Summary of the Judgment

Keywords
Summary

Keywords

1. Tax provisions – Harmonisation of laws – Turnover taxes – Common system of value added tax – Exemptions provided for in the Sixth Directive

(Council Directive 77/388, Art. 13B(d)(1))

2. Tax provisions – Harmonisation of laws – Turnover taxes – Common system of value added tax – Exemptions provided for in the Sixth Directive

(Council Directive 77/388, Art. 13B(d)(1))

Summary

1. The fact that a taxable person analyses the financial situation of clients canvassed by him with a view to obtaining credit for them does not preclude recognition of the service supplied as being a negotiation of credit which is exempt under Article 13B(d)(1) of the Sixth Directive 77/388 on the harmonisation of the laws of the Member States relating to turnover taxes if the negotiation of credit offered by that taxable person falls to be considered as the principal service to which the provision of financial advice is ancillary, in such a way that the latter shares the same tax treatment as the former.
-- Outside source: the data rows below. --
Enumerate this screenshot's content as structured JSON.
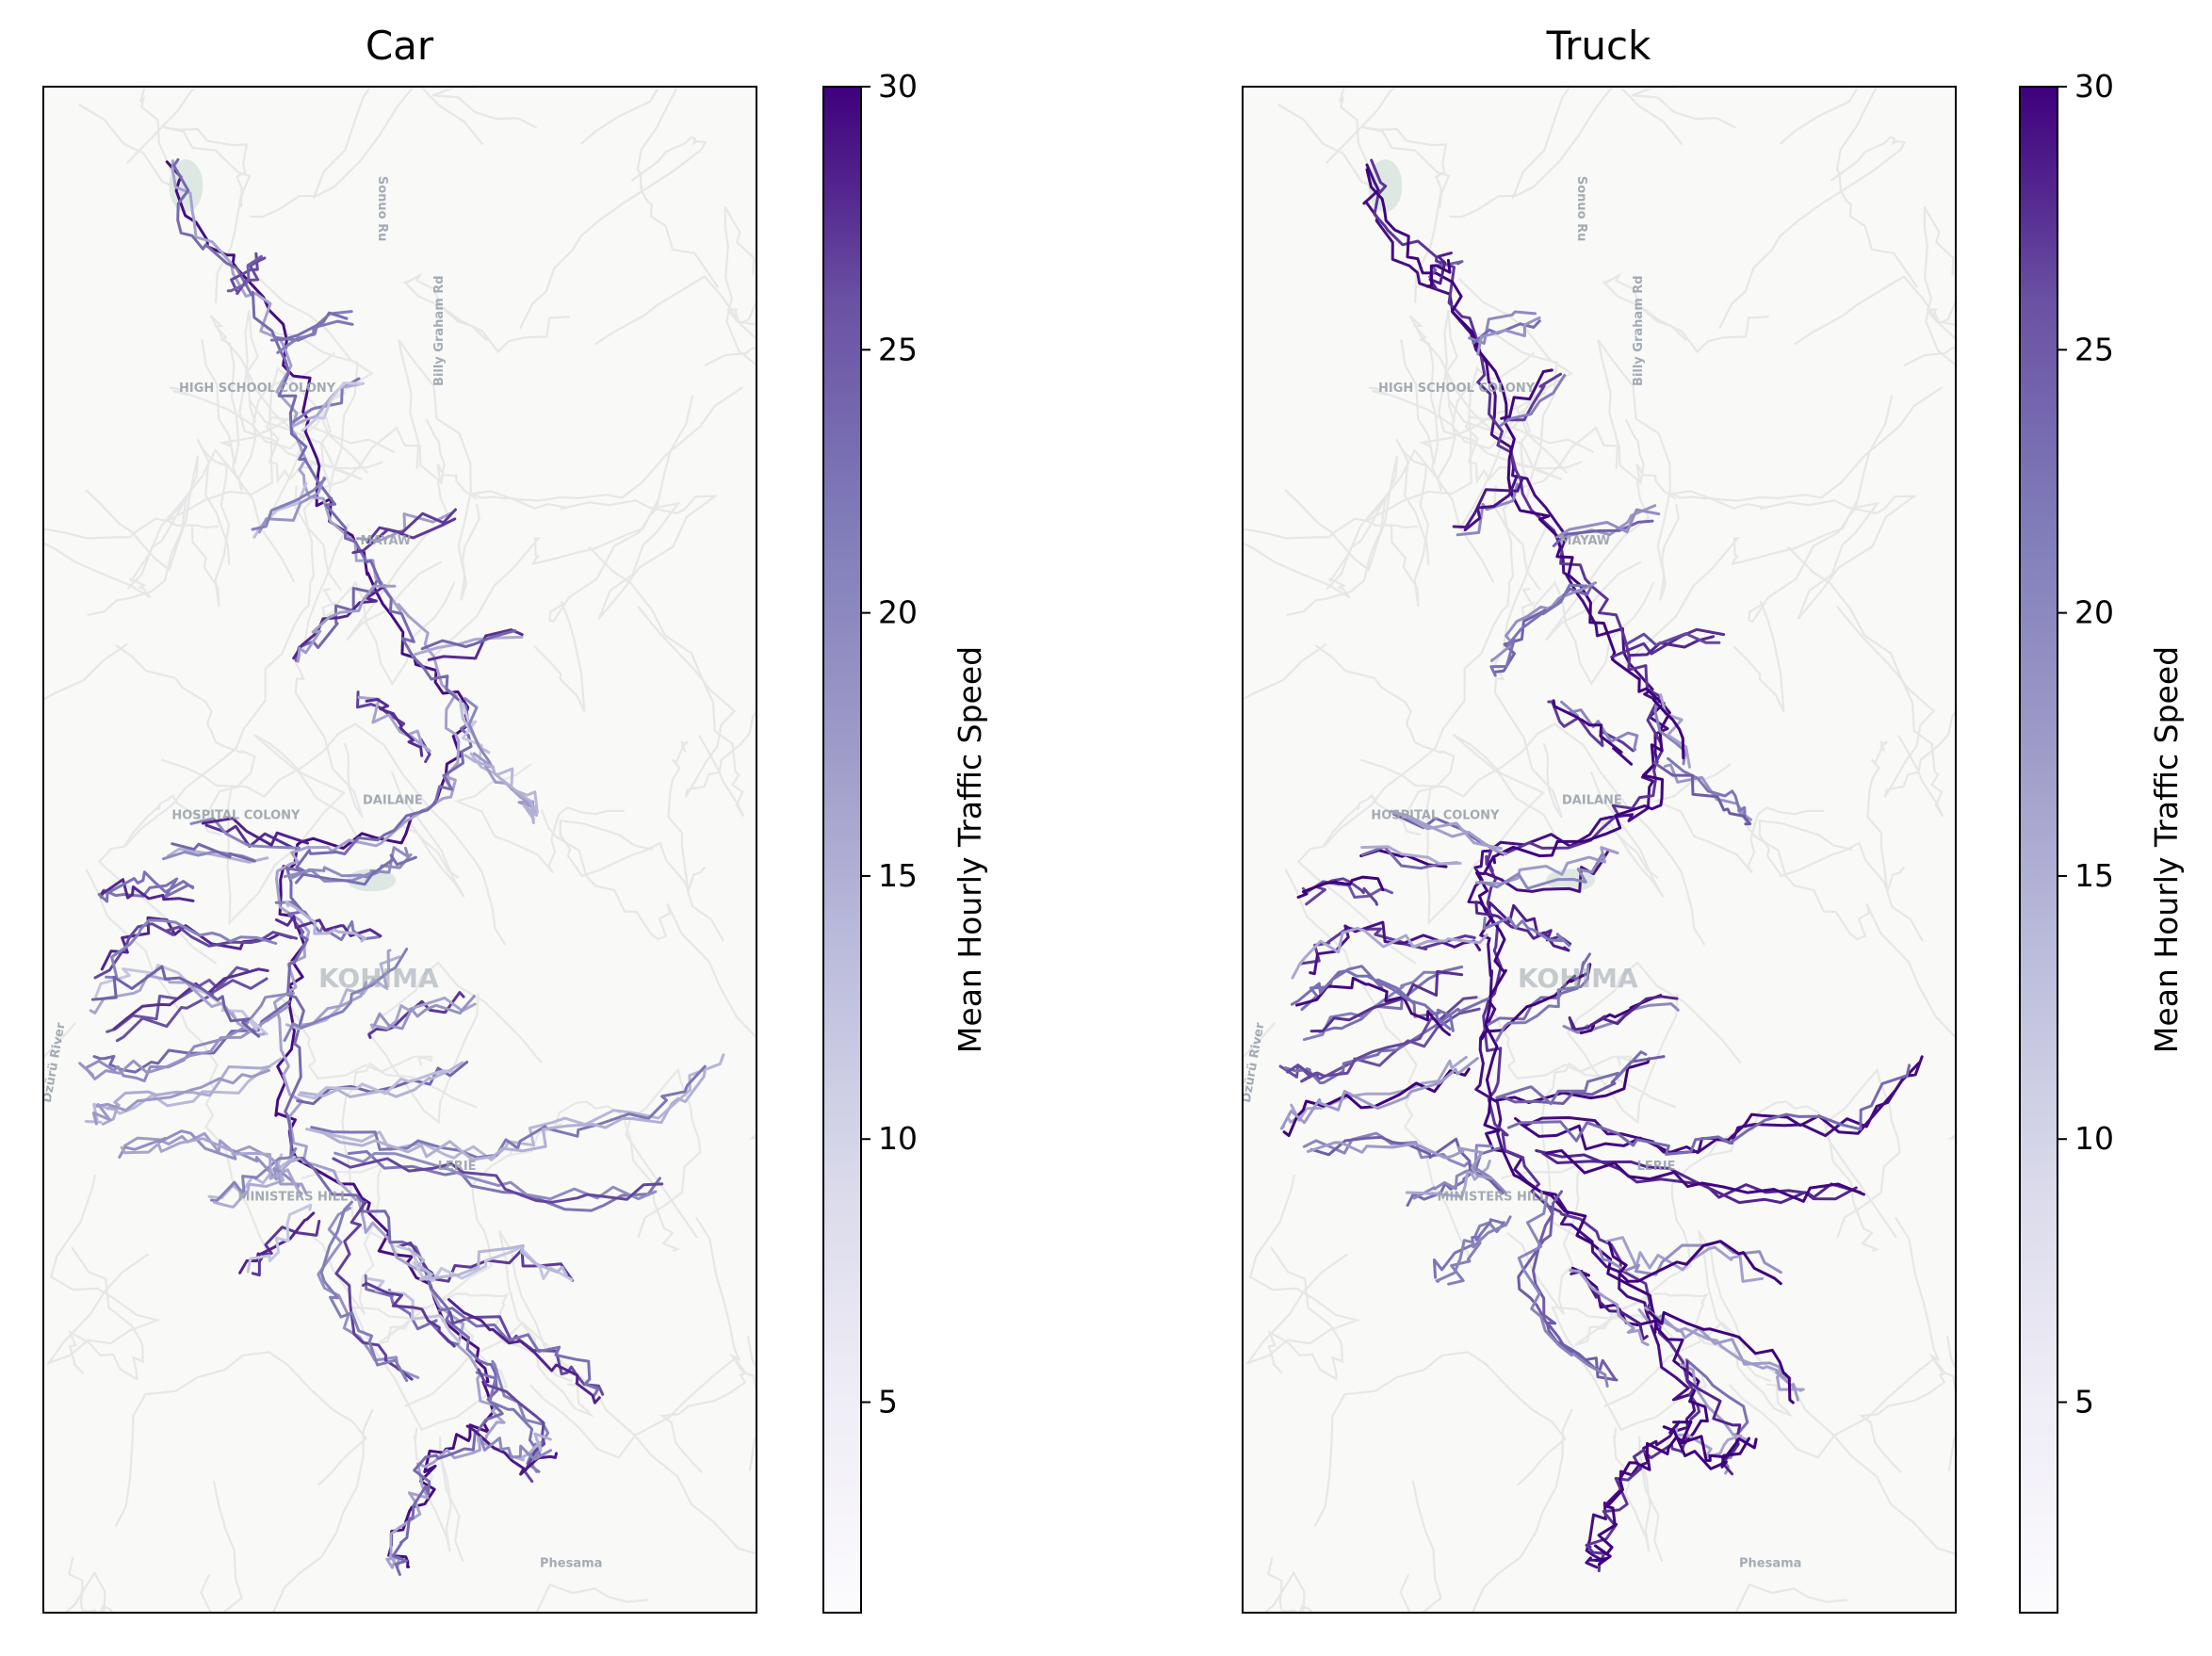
{
  "figure": {
    "colormap": [
      "#fcfbfd",
      "#dadaeb",
      "#bcbddc",
      "#9e9ac8",
      "#807dba",
      "#6a51a3",
      "#54278f",
      "#3f007d"
    ],
    "basemap_colors": {
      "land": "#f9f9f7",
      "roads": "#e6e7e6",
      "park": "#dde8e2",
      "label": "#9aa3ad"
    },
    "panels": [
      {
        "id": "car",
        "title": "Car",
        "colorbar": {
          "label": "Mean Hourly Traffic Speed",
          "ticks": [
            5,
            10,
            15,
            20,
            25,
            30
          ],
          "min": 1,
          "max": 30
        },
        "map_labels": [
          "Sonuo Ru",
          "Billy Graham Rd",
          "HIGH SCHOOL COLONY",
          "MAYAW",
          "HOSPITAL COLONY",
          "DAILANE",
          "KOHIMA",
          "Dzürü River",
          "LERIE",
          "MINISTERS HILL",
          "Phesama"
        ]
      },
      {
        "id": "truck",
        "title": "Truck",
        "colorbar": {
          "label": "Mean Hourly Traffic Speed",
          "ticks": [
            5,
            10,
            15,
            20,
            25,
            30
          ],
          "min": 1,
          "max": 30
        },
        "map_labels": [
          "Sonuo Ru",
          "Billy Graham Rd",
          "HIGH SCHOOL COLONY",
          "MAYAW",
          "HOSPITAL COLONY",
          "DAILANE",
          "KOHIMA",
          "Dzürü River",
          "LERIE",
          "MINISTERS HILL",
          "Phesama"
        ]
      }
    ]
  }
}
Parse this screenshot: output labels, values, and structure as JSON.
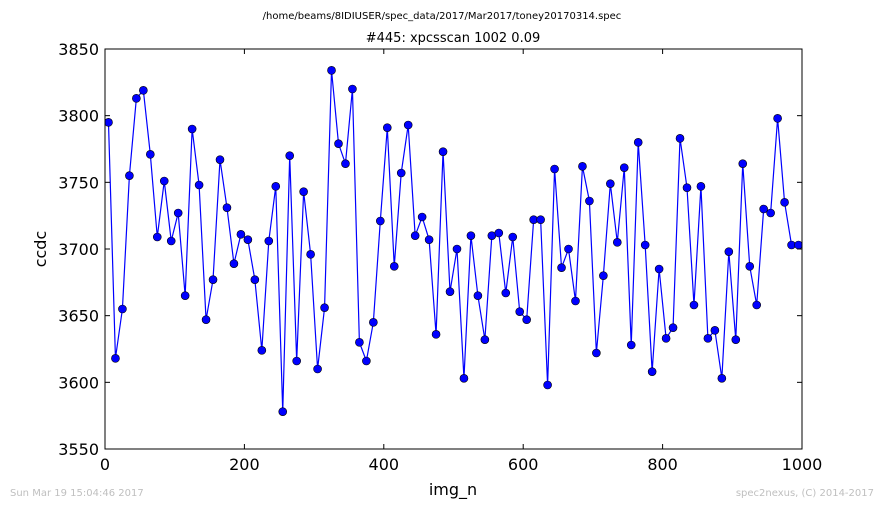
{
  "suptitle": "/home/beams/8IDIUSER/spec_data/2017/Mar2017/toney20170314.spec",
  "footer": {
    "timestamp": "Sun Mar 19 15:04:46 2017",
    "credit": "spec2nexus, (C) 2014-2017"
  },
  "colors": {
    "series": "#0000ff",
    "axes": "#000000",
    "footer": "#bfbfbf"
  },
  "chart_data": {
    "type": "line",
    "title": "#445: xpcsscan 1002 0.09",
    "xlabel": "img_n",
    "ylabel": "ccdc",
    "xlim": [
      0,
      1000
    ],
    "ylim": [
      3550,
      3850
    ],
    "xticks": [
      0,
      200,
      400,
      600,
      800,
      1000
    ],
    "yticks": [
      3550,
      3600,
      3650,
      3700,
      3750,
      3800,
      3850
    ],
    "grid": false,
    "marker": "circle",
    "series": [
      {
        "x": [
          5,
          15,
          25,
          35,
          45,
          55,
          65,
          75,
          85,
          95,
          105,
          115,
          125,
          135,
          145,
          155,
          165,
          175,
          185,
          195,
          205,
          215,
          225,
          235,
          245,
          255,
          265,
          275,
          285,
          295,
          305,
          315,
          325,
          335,
          345,
          355,
          365,
          375,
          385,
          395,
          405,
          415,
          425,
          435,
          445,
          455,
          465,
          475,
          485,
          495,
          505,
          515,
          525,
          535,
          545,
          555,
          565,
          575,
          585,
          595,
          605,
          615,
          625,
          635,
          645,
          655,
          665,
          675,
          685,
          695,
          705,
          715,
          725,
          735,
          745,
          755,
          765,
          775,
          785,
          795,
          805,
          815,
          825,
          835,
          845,
          855,
          865,
          875,
          885,
          895,
          905,
          915,
          925,
          935,
          945,
          955,
          965,
          975,
          985,
          995
        ],
        "y": [
          3795,
          3618,
          3655,
          3755,
          3813,
          3819,
          3771,
          3709,
          3751,
          3706,
          3727,
          3665,
          3790,
          3748,
          3647,
          3677,
          3767,
          3731,
          3689,
          3711,
          3707,
          3677,
          3624,
          3706,
          3747,
          3578,
          3770,
          3616,
          3743,
          3696,
          3610,
          3656,
          3834,
          3779,
          3764,
          3820,
          3630,
          3616,
          3645,
          3721,
          3791,
          3687,
          3757,
          3793,
          3710,
          3724,
          3707,
          3636,
          3773,
          3668,
          3700,
          3603,
          3710,
          3665,
          3632,
          3710,
          3712,
          3667,
          3709,
          3653,
          3647,
          3722,
          3722,
          3598,
          3760,
          3686,
          3700,
          3661,
          3762,
          3736,
          3622,
          3680,
          3749,
          3705,
          3761,
          3628,
          3780,
          3703,
          3608,
          3685,
          3633,
          3641,
          3783,
          3746,
          3658,
          3747,
          3633,
          3639,
          3603,
          3698,
          3632,
          3764,
          3687,
          3658,
          3730,
          3727,
          3798,
          3735,
          3703,
          3703
        ]
      }
    ]
  }
}
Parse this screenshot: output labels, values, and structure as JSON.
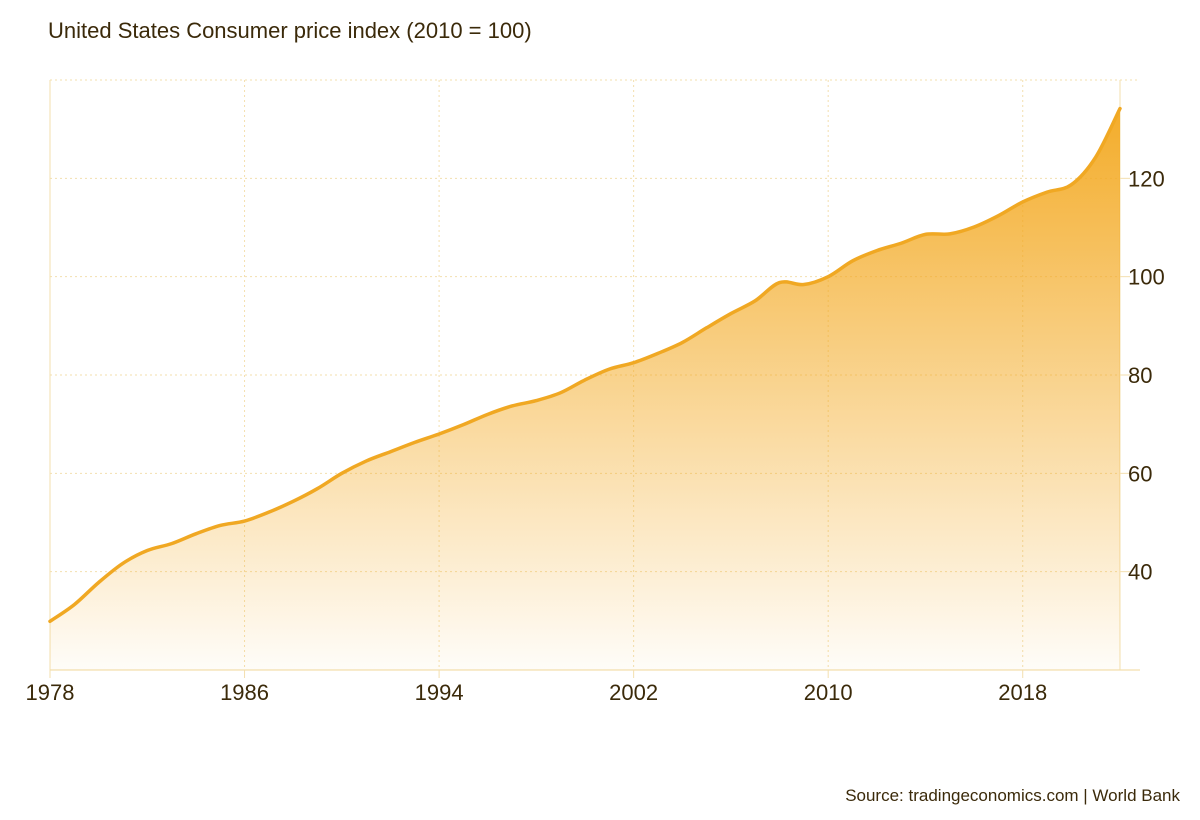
{
  "title": "United States Consumer price index (2010 = 100)",
  "source": "Source: tradingeconomics.com | World Bank",
  "colors": {
    "line": "#f0a823",
    "fill_top": "#f3a81f",
    "grid": "#f3dfae",
    "text": "#3b2a0a"
  },
  "chart_data": {
    "type": "area",
    "title": "United States Consumer price index (2010 = 100)",
    "xlabel": "",
    "ylabel": "",
    "x": [
      1978,
      1979,
      1980,
      1981,
      1982,
      1983,
      1984,
      1985,
      1986,
      1987,
      1988,
      1989,
      1990,
      1991,
      1992,
      1993,
      1994,
      1995,
      1996,
      1997,
      1998,
      1999,
      2000,
      2001,
      2002,
      2003,
      2004,
      2005,
      2006,
      2007,
      2008,
      2009,
      2010,
      2011,
      2012,
      2013,
      2014,
      2015,
      2016,
      2017,
      2018,
      2019,
      2020,
      2021,
      2022
    ],
    "series": [
      {
        "values": [
          29.9,
          33.3,
          37.8,
          41.7,
          44.3,
          45.7,
          47.7,
          49.4,
          50.3,
          52.1,
          54.3,
          56.9,
          60.0,
          62.5,
          64.4,
          66.3,
          68.0,
          69.9,
          72.0,
          73.7,
          74.8,
          76.4,
          79.0,
          81.2,
          82.5,
          84.4,
          86.6,
          89.6,
          92.5,
          95.1,
          98.8,
          98.4,
          100.0,
          103.2,
          105.3,
          106.8,
          108.6,
          108.7,
          110.1,
          112.4,
          115.2,
          117.2,
          118.7,
          124.3,
          134.2
        ]
      }
    ],
    "x_ticks": [
      1978,
      1986,
      1994,
      2002,
      2010,
      2018
    ],
    "y_ticks": [
      40,
      60,
      80,
      100,
      120
    ],
    "xlim": [
      1978,
      2022
    ],
    "ylim": [
      20,
      140
    ],
    "y_axis_side": "right",
    "grid": true,
    "legend": "none"
  }
}
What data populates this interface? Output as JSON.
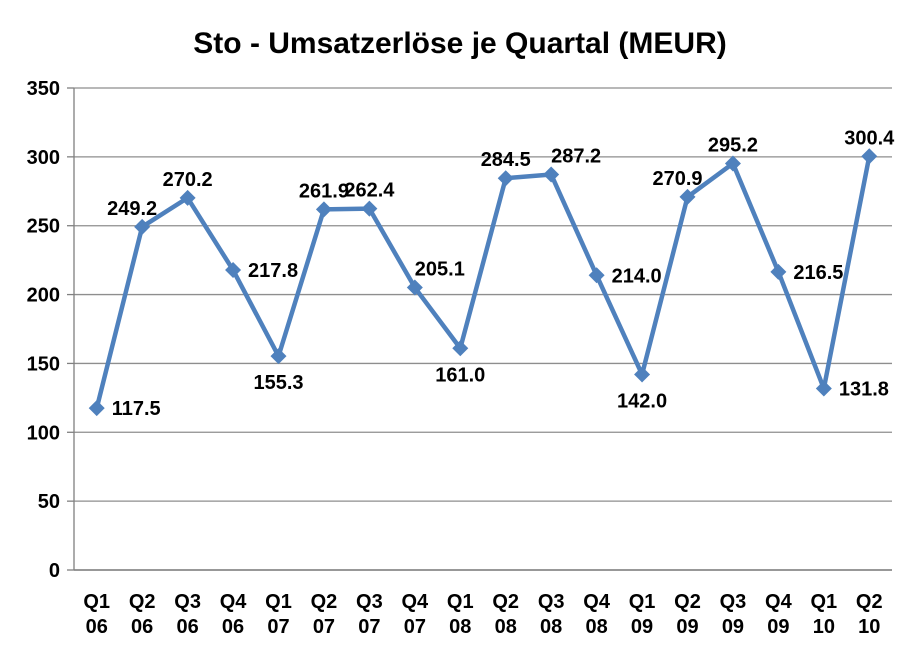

It is for the national court to determine whether that is the case in the proceedings before it.

(see para. 20, operative part 1)

2. The fact that a taxable person has no contractual link with any of the parties to a credit agreement to the conclusion of which he has contributed and that he does not establish direct contact with one of those parties does not preclude that taxable person from providing a service of negotiation of credit which is exempt under Article 13B(d)(1) of the Sixth Directive 77/388 on the harmonisation of the laws of the Member States relating to turnover taxes.

The transactions exempted under Article 13B(d)(1) of the Sixth Directive are defined in terms of the nature of the services provided and not in terms of the person supplying or receiving the service. That provision, in fact, makes no reference to the latter. The same observation may be made as regards the nature of the relationship between the negotiator and the parties to the contract, since there is no reference to that subject in the wording of Article 13B(d)(1) of the Sixth Directive.

Moreover, the wording of Article 13B(d)(1) of the Sixth Directive does not, in principle, preclude the activity of negotiation from being broken down into separate services which may then fall under the concept of ‘negotiation of credit’ for the purposes of that provision and benefit from the exemption for which it provides. In those circumstances, it follows from the principle of fiscal neutrality that operators must be able to choose the form of organisation which, from the strictly commercial point of view, best suits them, without running the risk of having their operations excluded from the exemption provided for in Article 13B(d)(1) of the Sixth Directive.